Panel Objective and Members. The objective of the NAPA Transition 2016 Panel on Bringing Strategic Foresight to Bear in Policy Planning and Management is to make a case for why this should be an important element in the next president’s management agenda.  It will examine efforts in Strategic Foresight that have been effective within the federal government and in other sectors, and offer options, principles and policies that might be adopted by a new Administration.

The Strategic Foresight Panel is comprised of over a dozen NAPA fellows and invited experts from the field. In addition, the Panel has the generous support of several corporate partners.  Grant Thornton is providing staff support, Booz Allen Hamilton is organizing strategic foresight sessions to demonstrate their value, and Toffler Associates has offered to draft case studies of where the use of strategic foresight in recent years has contributed to better decision making in federal agencies, as well as undertake a survey of where foresight is currently being practiced in major departments and agencies.

Progress to Date.  The Panel has developed an understanding of the state of the art in the federal foresight community today and found wide variations in approaches as well as in levels of maturity. It plans to develop a summary paper with recommendations by early May.  This will be supplemented with insights from panel members via the Transition 2016 blog, the case studies prepared by Toffler Associates, as well as its survey results of the status of foresight capabilities in major federal departments and agencies.  Following is a list of blog posts to date:

  • Past Is Prologue?  Part II of the Historical Context of Strategic Foresight in the Federal Government, by Kenneth Hunter (to come)

In addition to written recommendations, the Panel sees importance in demonstrating and promoting the value of the use of foresight techniques. This will be primarily done via a series of four in-person table-top exercises on selected topics to demonstrate how foresight scenarios are developed, and their potential value to decision makers.

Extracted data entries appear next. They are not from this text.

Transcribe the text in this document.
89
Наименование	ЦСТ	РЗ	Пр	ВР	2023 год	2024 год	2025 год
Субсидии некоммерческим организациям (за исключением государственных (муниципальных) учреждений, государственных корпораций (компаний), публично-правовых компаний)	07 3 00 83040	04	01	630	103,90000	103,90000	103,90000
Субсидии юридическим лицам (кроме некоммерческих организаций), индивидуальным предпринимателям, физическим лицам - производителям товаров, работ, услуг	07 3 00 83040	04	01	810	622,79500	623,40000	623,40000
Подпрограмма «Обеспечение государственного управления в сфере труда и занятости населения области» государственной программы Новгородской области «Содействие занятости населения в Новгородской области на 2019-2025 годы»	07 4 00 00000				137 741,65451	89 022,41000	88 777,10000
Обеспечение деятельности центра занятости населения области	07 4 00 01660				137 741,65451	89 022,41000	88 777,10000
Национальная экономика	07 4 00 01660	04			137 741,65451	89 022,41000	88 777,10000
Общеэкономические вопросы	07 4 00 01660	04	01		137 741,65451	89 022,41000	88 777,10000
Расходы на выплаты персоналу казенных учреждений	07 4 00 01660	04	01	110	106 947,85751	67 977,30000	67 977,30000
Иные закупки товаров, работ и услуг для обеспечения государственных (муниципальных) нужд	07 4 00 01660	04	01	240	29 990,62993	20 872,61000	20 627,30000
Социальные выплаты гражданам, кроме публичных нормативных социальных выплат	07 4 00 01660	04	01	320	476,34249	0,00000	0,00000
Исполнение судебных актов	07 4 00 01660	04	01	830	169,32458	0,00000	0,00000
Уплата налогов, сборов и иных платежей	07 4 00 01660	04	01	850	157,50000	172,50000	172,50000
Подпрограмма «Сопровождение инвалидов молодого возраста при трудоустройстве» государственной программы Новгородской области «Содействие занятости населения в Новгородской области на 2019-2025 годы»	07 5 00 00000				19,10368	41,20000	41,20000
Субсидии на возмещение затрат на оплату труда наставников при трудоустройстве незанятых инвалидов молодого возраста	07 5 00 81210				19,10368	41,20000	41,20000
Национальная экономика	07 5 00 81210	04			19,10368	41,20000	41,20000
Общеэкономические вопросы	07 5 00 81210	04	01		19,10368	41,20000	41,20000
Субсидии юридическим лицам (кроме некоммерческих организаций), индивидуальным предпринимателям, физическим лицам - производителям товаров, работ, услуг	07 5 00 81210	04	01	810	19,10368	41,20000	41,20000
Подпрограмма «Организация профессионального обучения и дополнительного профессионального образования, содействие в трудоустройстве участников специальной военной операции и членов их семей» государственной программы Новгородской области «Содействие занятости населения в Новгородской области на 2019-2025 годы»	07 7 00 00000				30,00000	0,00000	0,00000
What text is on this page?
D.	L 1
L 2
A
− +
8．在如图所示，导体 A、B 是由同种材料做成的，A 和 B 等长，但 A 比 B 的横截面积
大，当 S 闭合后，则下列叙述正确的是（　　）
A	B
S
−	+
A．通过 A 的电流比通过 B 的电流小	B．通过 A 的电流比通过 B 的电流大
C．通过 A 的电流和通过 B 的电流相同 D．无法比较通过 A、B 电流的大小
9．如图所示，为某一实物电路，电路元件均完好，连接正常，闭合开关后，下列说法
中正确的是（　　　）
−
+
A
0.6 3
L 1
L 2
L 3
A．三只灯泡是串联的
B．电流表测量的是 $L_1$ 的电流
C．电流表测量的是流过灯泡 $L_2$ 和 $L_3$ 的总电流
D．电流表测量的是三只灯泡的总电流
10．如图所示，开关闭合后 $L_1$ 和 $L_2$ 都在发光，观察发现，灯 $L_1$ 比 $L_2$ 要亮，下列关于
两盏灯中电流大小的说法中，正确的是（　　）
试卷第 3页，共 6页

These exercises will be jointly host with Booz Allen Hamilton, beginning in late March and running through September 2016.  Results will be summarized and shared via the Transition 2016 website, as well.  In the course of these exercises, we hope to engage opinion-influencers from a wide spectrum of perspectives, and begin to develop an ongoing network of people with experience and interest in foresight activities that can extend into the efforts of the next president’s transition team and new administration.